Consistent 100% CPU use of safeCall-queue thread

  • Platform information:
    • Hardware: Intel NUC. Intel(R) Core™ i5-8259U CPU @ 2.30GHz, 16 GB RAM
    • OS: Linux 5.15.0-58-generic #64-Ubuntu SMP x86_64 Ubuntu 22.04.1 LTS
    • Java Runtime Environment: OpenJDK 64-Bit Server VM (build 17.0.5+8-Ubuntu-2ubuntu122.04, mixed mode, sharing)
    • openHAB version:3.4.1

I’ve noticed that my openHAB is often above 100% CPU usage. I’ve got a lot going on, so haven’t been excessively concerned. But then I ran the following to figure out if it’s any particular thread that’s using all the CPU, and voila, yes, it most certainly is a single thread completely pegging a single CPU:

top -n 1 -H -p <pid of main openHAB process>

I typically get output such as:

    PID USER      PR  NI    VIRT    RES    SHR S  %CPU  %MEM     TIME+ COMMAND                                                                                                                                                                                   
  56222 openhab   20   0 8925436   3.6g  24212 R  99.9  23.2  93:18.10 safeCall-queue   

Sometimes it will be split with upnp-remote-que or items-queue. Okay, so what on earth is that thread doing?

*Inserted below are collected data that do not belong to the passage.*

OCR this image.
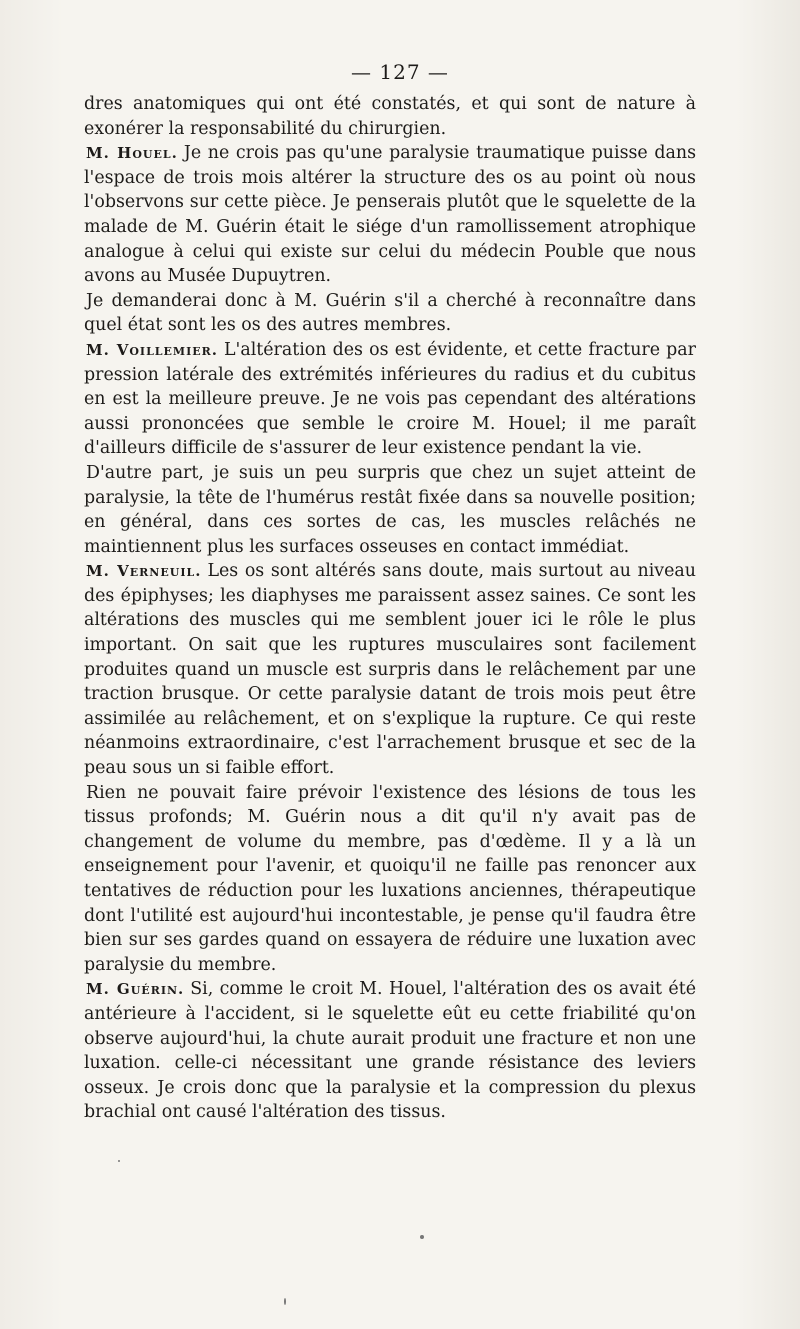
— 127 —

dres anatomiques qui ont été constatés, et qui sont de nature à exonérer la responsabilité du chirurgien.

M. Houel. Je ne crois pas qu'une paralysie traumatique puisse dans l'espace de trois mois altérer la structure des os au point où nous l'observons sur cette pièce. Je penserais plutôt que le squelette de la malade de M. Guérin était le siége d'un ramollissement atrophique analogue à celui qui existe sur celui du médecin Pouble que nous avons au Musée Dupuytren.

Je demanderai donc à M. Guérin s'il a cherché à reconnaître dans quel état sont les os des autres membres.

M. Voillemier. L'altération des os est évidente, et cette fracture par pression latérale des extrémités inférieures du radius et du cubitus en est la meilleure preuve. Je ne vois pas cependant des altérations aussi prononcées que semble le croire M. Houel; il me paraît d'ailleurs difficile de s'assurer de leur existence pendant la vie.

D'autre part, je suis un peu surpris que chez un sujet atteint de paralysie, la tête de l'humérus restât fixée dans sa nouvelle position; en général, dans ces sortes de cas, les muscles relâchés ne maintiennent plus les surfaces osseuses en contact immédiat.

M. Verneuil. Les os sont altérés sans doute, mais surtout au niveau des épiphyses; les diaphyses me paraissent assez saines. Ce sont les altérations des muscles qui me semblent jouer ici le rôle le plus important. On sait que les ruptures musculaires sont facilement produites quand un muscle est surpris dans le relâchement par une traction brusque. Or cette paralysie datant de trois mois peut être assimilée au relâchement, et on s'explique la rupture. Ce qui reste néanmoins extraordinaire, c'est l'arrachement brusque et sec de la peau sous un si faible effort.

Rien ne pouvait faire prévoir l'existence des lésions de tous les tissus profonds; M. Guérin nous a dit qu'il n'y avait pas de changement de volume du membre, pas d'œdème. Il y a là un enseignement pour l'avenir, et quoiqu'il ne faille pas renoncer aux tentatives de réduction pour les luxations anciennes, thérapeutique dont l'utilité est aujourd'hui incontestable, je pense qu'il faudra être bien sur ses gardes quand on essayera de réduire une luxation avec paralysie du membre.

M. Guérin. Si, comme le croit M. Houel, l'altération des os avait été antérieure à l'accident, si le squelette eût eu cette friabilité qu'on observe aujourd'hui, la chute aurait produit une fracture et non une luxation. celle-ci nécessitant une grande résistance des leviers osseux. Je crois donc que la paralysie et la compression du plexus brachial ont causé l'altération des tissus.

Over in Karaf console, I do threads | grep -A 5 "queue". Every time I execute it, I get output like this (filter out the pipe-grep thread):

"safeCall-queue" Id=8239 in RUNNABLE
    at java.base@17.0.5/java.util.concurrent.LinkedTransferQueue.awaitMatch(LinkedTransferQueue.java:652)
    at java.base@17.0.5/java.util.concurrent.LinkedTransferQueue.xfer(LinkedTransferQueue.java:616)
    at java.base@17.0.5/java.util.concurrent.LinkedTransferQueue.poll(LinkedTransferQueue.java:1294)
    at org.openhab.core.common.QueueingThreadPoolExecutor$1.run(QueueingThreadPoolExecutor.java:193)
    at java.base@17.0.5/java.lang.Thread.run(Thread.java:833)
--
"upnp-remote-queue" Id=14699 in RUNNABLE
    at java.base@17.0.5/java.util.concurrent.LinkedTransferQueue.awaitMatch(LinkedTransferQueue.java:652)
    at java.base@17.0.5/java.util.concurrent.LinkedTransferQueue.xfer(LinkedTransferQueue.java:616)
    at java.base@17.0.5/java.util.concurrent.LinkedTransferQueue.poll(LinkedTransferQueue.java:1294)
    at org.jupnp.QueueingThreadPoolExecutor$1.run(QueueingThreadPoolExecutor.java:194)
    at java.base@17.0.5/java.lang.Thread.run(Thread.java:833)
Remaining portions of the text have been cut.